Plans are underway to build as many as five new offshore terminals capable of directly loading VLCC tankers for export from US territorial waters in the Gulf of Mexico.
A report from the US-based tanker research arm of international brokerage Poten & Partners discussed plans for export terminals at sites spanning the Gulf from western Texas to eastern Louisiana.
Six miles offshore from Brownsville, Texas, privately-held midstream company Jupiter MLP has begun seeking permits, designing and engineering for its VLCC loading facility Jupiter Offshore Loading Terminal (JOLT).
“The plan is to have JOLT connected to 10M barrels of onshore storage through two, 24-inch diameter pipelines, capable of loading 1M barrels per day (b/d),” the equivalent of one VLCC every 48 hours, according to the Poten report.
Some 120 miles north of Brownsville, with direct pipeline connections to the Eagle Ford and Permian Basin shale formations, Corpus Christi has developed into one of the most active gateways for crude oil exports in the US Gulf.
“Many midstream companies are actively jockeying for position, demonstrated by the recent announcement that Occidental Petroleum has agreed to sell its Ingleside oil export terminal,” in Corpus Christie, Poten’s report said.
In spite of an ongoing harbour-deepening project that, once completed, will facilitate Ingleside terminal’s ambitions for VLCC exports, Poten said oil trader Trafigura has submitted plans to build an offshore crude oil terminal 15 miles outside of Corpus Christi, “with a rumored capacity of 400,000 b/d, enabling them to load one VLCC every five days using a single-point mooring buoy system.”
Further east, offshore from Houston, Texas, Enterprise Product Partners intends to develop another offshore oil export terminal with a loading rate of 85,000 barrels per hour, which is equivalent to one VLCC every day, Poten said.
Louisiana waters are the site of two additional terminal projects with growing crude oil export potential. Originally built as an import terminal, Louisiana Offshore Oil Platform (LOOP) is the only current terminal capable of loading VLCCs direction. LOOP began to export limited quantities of crude oil in early 2018, but has the potential to ‘do significantly more’, Poten said.

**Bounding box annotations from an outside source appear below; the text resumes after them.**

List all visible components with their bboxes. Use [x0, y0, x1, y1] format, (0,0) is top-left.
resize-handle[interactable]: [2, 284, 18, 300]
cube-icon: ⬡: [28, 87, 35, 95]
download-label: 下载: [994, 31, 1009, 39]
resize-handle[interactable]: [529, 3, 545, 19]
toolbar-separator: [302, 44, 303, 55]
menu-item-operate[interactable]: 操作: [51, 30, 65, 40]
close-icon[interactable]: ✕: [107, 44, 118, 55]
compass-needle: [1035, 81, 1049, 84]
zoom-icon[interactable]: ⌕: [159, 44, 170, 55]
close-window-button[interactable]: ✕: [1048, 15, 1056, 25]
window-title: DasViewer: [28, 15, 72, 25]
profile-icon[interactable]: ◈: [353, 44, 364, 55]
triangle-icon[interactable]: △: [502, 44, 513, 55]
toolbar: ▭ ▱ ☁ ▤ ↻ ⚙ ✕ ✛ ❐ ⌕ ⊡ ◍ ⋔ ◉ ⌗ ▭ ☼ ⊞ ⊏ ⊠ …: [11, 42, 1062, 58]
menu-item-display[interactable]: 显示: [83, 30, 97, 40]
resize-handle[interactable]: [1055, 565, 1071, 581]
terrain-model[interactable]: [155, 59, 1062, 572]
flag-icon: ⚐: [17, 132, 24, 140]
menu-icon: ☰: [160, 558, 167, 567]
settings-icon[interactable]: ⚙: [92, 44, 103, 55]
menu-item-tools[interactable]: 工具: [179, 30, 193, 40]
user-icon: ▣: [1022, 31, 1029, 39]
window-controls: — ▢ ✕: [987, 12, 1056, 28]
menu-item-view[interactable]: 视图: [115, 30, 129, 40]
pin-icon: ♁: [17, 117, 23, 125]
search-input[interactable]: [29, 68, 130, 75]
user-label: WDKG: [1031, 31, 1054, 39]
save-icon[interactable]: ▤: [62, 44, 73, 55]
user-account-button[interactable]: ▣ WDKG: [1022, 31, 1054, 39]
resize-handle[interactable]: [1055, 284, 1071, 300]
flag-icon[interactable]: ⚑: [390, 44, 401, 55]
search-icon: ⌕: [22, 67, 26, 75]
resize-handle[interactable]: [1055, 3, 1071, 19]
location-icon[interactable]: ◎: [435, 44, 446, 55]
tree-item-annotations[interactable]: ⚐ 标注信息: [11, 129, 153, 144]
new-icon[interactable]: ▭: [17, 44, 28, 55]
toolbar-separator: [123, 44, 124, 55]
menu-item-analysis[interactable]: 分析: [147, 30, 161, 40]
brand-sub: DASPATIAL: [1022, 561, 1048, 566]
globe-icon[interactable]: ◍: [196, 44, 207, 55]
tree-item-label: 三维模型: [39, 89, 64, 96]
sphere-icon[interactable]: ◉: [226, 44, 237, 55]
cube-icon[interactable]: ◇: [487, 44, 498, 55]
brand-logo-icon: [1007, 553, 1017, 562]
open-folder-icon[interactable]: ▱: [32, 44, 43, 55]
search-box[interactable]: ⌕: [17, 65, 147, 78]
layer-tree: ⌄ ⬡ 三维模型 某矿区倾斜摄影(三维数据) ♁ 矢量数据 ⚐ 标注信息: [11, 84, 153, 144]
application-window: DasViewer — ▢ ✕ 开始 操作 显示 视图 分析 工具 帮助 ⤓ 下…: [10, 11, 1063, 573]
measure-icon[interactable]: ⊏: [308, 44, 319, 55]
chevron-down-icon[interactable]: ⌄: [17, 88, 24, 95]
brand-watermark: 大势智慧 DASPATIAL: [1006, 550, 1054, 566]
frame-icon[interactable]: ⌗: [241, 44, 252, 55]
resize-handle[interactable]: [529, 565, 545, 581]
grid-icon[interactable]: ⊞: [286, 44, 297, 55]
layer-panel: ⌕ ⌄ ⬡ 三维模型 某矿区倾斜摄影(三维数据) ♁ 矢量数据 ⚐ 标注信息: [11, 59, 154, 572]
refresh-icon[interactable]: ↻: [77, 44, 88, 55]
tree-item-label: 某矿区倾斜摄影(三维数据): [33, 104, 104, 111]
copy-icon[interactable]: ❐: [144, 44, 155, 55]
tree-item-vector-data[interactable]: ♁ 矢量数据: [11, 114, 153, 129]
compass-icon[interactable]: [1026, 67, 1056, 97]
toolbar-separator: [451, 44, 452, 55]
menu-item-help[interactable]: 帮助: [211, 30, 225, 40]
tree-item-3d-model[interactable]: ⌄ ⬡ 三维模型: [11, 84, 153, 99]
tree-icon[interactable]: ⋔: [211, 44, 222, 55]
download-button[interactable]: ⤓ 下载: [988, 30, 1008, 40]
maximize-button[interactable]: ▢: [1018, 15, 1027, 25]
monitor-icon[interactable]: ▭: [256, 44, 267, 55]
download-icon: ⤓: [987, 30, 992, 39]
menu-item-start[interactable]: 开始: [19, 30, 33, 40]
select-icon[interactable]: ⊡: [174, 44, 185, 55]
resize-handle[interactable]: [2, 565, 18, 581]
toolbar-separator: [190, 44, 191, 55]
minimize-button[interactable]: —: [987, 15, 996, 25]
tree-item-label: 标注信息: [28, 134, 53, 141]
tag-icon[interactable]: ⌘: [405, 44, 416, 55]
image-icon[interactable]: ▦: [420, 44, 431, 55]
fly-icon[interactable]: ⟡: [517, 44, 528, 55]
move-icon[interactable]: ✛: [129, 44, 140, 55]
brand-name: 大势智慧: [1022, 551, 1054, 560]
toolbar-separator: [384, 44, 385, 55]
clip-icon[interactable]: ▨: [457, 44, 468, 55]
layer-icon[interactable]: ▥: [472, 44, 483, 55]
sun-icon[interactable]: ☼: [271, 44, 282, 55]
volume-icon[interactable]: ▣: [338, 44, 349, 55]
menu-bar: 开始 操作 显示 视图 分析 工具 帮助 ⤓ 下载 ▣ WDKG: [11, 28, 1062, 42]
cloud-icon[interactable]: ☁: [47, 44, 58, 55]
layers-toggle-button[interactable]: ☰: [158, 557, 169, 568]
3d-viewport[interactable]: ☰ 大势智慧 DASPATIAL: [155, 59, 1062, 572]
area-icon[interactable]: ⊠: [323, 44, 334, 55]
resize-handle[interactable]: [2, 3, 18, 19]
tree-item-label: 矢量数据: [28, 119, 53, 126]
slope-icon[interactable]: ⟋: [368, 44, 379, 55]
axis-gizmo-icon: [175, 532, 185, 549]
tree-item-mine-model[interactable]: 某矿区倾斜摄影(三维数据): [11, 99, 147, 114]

In a combined piping and export project, midstream company Tallgrass Energy is planning a new terminal on the Louisiana Gulf Coast called Plaquemines Liquids Terminal (PLT) and proposing to build a new 700-mile, 800,000 b/d pipeline from Cushing, Oklahoma to St. James, Louisiana, with an offshore pipeline extension for loading VLCCs.
VLCCs loading directly is likely to take business away from smaller tanker vessels, as the report pointed out.
“Even if not all these offshore terminals are built,” Poten’s report said, “VLCC export capacity from the U.S. Gulf will likely grow dramatically in the next 3-4 years, coinciding with and facilitating a rapid expansion of U.S. production.
“This will further increase the use of VLCCs in U.S. exports, but may come at the expense of Suezmaxes and in particular Aframaxes, as it will reduce the demand for reverse lightering.”